Sanierung der Orangerie in Bad Homburg
Akustisch wirksame Gipskartonplatten im Außenbereich
Alles, was ein mondänes Weltbad ausmacht, ist im 44 Hektar großen Kurpark in Bad Homburg zu finden: Heilquellen, Brunnen, ein Kursaal, Badehaus und eine Spielbank, darüber hinaus eine russisch-orthodoxe Kirche, ein thailändischer Tempel und der angeblich älteste Golfplatz Europas. Gestaltet wurde die Anlage Mitte des 19. Jahrhunderts vom königlich preußischen Gartenbaudirektor Peter Joseph Lenné im Stil englischer Landschaftsgärten. Im südlichen Teil des Kurparks befindet sich die Orangerie, ein eingeschossiger länglicher Bau mit leicht geneigtem Dach. In der Symmetrieachse ist ein Dreiecksgiebel positioniert, gleichmäßig angeordnete, bodentiefe Fenster gliedern die verputzten Fassaden.
Gallerie
Das kleine, klassizistisch anmutende Gebäude wurde 1844 zur geschützten Überwinterung von 40 Orangenbäumen errichtet.

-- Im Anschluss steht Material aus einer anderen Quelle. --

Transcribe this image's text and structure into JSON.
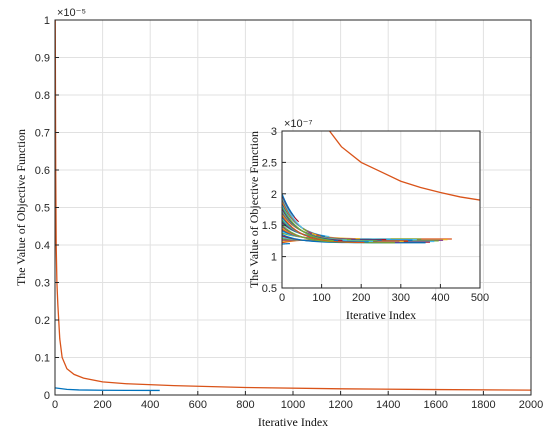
{
  "chart_data": [
    {
      "type": "line",
      "xlabel": "Iterative Index",
      "ylabel": "The Value of Objective Function",
      "exponent_label": "×10⁻⁵",
      "xlim": [
        0,
        2000
      ],
      "ylim": [
        0,
        1
      ],
      "xticks": [
        0,
        200,
        400,
        600,
        800,
        1000,
        1200,
        1400,
        1600,
        1800,
        2000
      ],
      "yticks": [
        0,
        0.1,
        0.2,
        0.3,
        0.4,
        0.5,
        0.6,
        0.7,
        0.8,
        0.9,
        1
      ],
      "grid": true,
      "series": [
        {
          "color": "#d95319",
          "x": [
            1,
            3,
            5,
            8,
            12,
            20,
            30,
            50,
            80,
            120,
            200,
            300,
            500,
            800,
            1200,
            1600,
            2000
          ],
          "y": [
            1.0,
            0.6,
            0.4,
            0.3,
            0.24,
            0.15,
            0.1,
            0.07,
            0.055,
            0.045,
            0.035,
            0.03,
            0.025,
            0.02,
            0.0165,
            0.0145,
            0.013
          ]
        },
        {
          "color": "#0072bd",
          "x": [
            0,
            50,
            100,
            200,
            300,
            440
          ],
          "y": [
            0.019,
            0.015,
            0.0135,
            0.0127,
            0.0124,
            0.0122
          ]
        }
      ]
    },
    {
      "type": "line",
      "xlabel": "Iterative Index",
      "ylabel": "The Value of Objective Function",
      "exponent_label": "×10⁻⁷",
      "xlim": [
        0,
        500
      ],
      "ylim": [
        0.5,
        3
      ],
      "xticks": [
        0,
        100,
        200,
        300,
        400,
        500
      ],
      "yticks": [
        0.5,
        1,
        1.5,
        2,
        2.5,
        3
      ],
      "grid": true,
      "series": [
        {
          "color": "#d95319",
          "x": [
            120,
            150,
            200,
            250,
            300,
            350,
            400,
            450,
            500
          ],
          "y": [
            3.0,
            2.75,
            2.5,
            2.35,
            2.2,
            2.1,
            2.02,
            1.95,
            1.9
          ]
        }
      ],
      "bundle": {
        "colors": [
          "#0072bd",
          "#d95319",
          "#edb120",
          "#7e2f8e",
          "#77ac30",
          "#4dbeee",
          "#a2142f",
          "#0072bd",
          "#77ac30",
          "#4dbeee"
        ],
        "x_end_range": [
          20,
          440
        ],
        "y_start_range": [
          1.2,
          2.0
        ],
        "y_end": 1.22
      }
    }
  ]
}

Der Legende nach stammen die kältempfindlichen Zitruspflanzen von Kurfürst Wilhelm von Hessen, der damit seine Spielschulden beim Casino beglich. Nach der Veräußerung der wertvollen Gewächse an einen Palmengarten wurde das Gebäude 1909 zur Wandelhalle umgebaut, in der die Kurgäste ihren Trunk aus den Heilquellen einnehmen konnten. Die Umgestaltung, die das Anfügen einer Säulenhalle beinhaltete, lag in den Händen des Architekten Louis Jakobi.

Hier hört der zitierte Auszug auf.